L’initiative tombe au bon moment, portée par des municipaux en campagne. La question n’est pas le parking en soi : c’est la cohérence, la transparence… et le respect des citoyens.

Il y a quelques mois, j’ai déposé un postulat simple, concret et populaire : offrir la première heure de parking en ville. L’objectif était clair : soutenir les commerçants, redonner de l’air au centre-ville, rendre Yverdon plus accueillante.

La réponse de la Municipalité a été un mur. Un non sec, catégorique. On m’a expliqué que c’était trop cher, inutile, irresponsable. On a brandi des chiffres, parlé de millions “perdus”, répété que ce n’était “pas une priorité”. La gauche et la droite municipale ont torpillé l’idée avec enthousiasme, allant jusqu’à la caricaturer comme un cadeau injustifié aux automobilistes, presque une menace pour les finances communales.

Et puis, soudain, quelques semaines plus tard, miracle : la Ville lance 20’000 tickets de parking gratuits. Juste avant les élections. Comme par magie, ce qui était impossible devient possible. Ce qui était “déraisonnable” devient une action “utile”. Ce qui était un “cadeau” devient une initiative municipale financée par les contribuables.

Plus troublant encore, deux municipaux candidats à leur réélection se retrouvent en première ligne pour promouvoir l’opération : Christian Weiler et Brenda Tuosto. Affiches, photos, annonces, interviews, lancement soigné… L’image est terrible. Et les questions que posent les habitants sont légitimes : pourquoi refuser un geste quand il vient d’un conseiller communal, puis offrir quelque chose de similaire juste avant un vote ? Pourquoi crier au danger budgétaire hier, et applaudir aujourd’hui ? Pourquoi condamner une idée quand elle ne rapporte rien politiquement, puis s’en attribuer le mérite quand elle sert la vitrine ?

Les Yverdonnois ne sont pas naïfs. Les commerçants non plus. Quand j’ai proposé la première heure gratuite, on m’a dit que c’était impossible.

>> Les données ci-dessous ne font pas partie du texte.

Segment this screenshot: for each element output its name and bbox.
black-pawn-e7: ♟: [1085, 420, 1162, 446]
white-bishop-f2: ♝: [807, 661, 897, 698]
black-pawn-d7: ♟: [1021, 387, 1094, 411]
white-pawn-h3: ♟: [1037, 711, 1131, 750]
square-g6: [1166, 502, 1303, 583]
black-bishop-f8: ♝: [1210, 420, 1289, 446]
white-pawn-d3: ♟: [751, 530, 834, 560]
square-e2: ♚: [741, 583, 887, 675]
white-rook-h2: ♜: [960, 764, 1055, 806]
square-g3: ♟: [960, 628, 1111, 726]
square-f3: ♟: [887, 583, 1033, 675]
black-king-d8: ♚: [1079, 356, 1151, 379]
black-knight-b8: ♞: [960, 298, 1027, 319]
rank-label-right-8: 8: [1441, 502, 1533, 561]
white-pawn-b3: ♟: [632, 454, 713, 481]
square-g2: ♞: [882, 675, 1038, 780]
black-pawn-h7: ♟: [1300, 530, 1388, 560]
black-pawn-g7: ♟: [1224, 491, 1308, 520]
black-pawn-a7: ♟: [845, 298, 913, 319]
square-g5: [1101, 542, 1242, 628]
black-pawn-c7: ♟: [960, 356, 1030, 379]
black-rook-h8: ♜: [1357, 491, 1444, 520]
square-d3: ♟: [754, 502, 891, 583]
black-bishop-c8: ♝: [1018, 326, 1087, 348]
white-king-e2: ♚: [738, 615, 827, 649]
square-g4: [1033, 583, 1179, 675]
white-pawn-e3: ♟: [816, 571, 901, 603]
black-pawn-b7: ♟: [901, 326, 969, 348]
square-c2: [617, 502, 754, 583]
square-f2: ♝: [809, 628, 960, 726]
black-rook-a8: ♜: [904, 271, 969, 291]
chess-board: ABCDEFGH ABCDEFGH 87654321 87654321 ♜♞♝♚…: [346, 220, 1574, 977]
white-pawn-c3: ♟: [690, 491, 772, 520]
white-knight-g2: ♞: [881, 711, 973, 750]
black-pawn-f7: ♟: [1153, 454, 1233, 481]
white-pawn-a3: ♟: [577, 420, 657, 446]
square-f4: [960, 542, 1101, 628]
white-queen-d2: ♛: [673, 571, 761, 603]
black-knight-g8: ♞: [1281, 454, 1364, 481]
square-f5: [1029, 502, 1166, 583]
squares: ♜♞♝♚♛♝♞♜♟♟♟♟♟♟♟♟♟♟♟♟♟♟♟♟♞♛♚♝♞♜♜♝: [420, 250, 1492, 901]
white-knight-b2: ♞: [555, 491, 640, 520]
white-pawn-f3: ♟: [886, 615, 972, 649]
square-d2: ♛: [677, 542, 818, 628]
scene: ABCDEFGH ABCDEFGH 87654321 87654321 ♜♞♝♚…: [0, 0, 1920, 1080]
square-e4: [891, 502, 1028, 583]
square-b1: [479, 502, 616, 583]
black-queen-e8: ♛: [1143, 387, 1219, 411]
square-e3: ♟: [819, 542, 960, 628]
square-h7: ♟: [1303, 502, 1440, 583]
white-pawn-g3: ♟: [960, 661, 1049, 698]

Maintenant, à l’approche des urnes, la même logique devient soudain intelligente, moderne, nécessaire. Forcément, beaucoup se sentent pris pour des idiots.

Je le dis simplement : les Yverdonnois méritent du respect, pas des manœuvres. Ma proposition était pensée pour le long terme. Ce qui est fait aujourd’hui ressemble, pour beaucoup, à une opération de communication opportuniste. Je ne juge pas les intentions. Mais je constate les faits… et surtout le calendrier, qui parle de lui-même.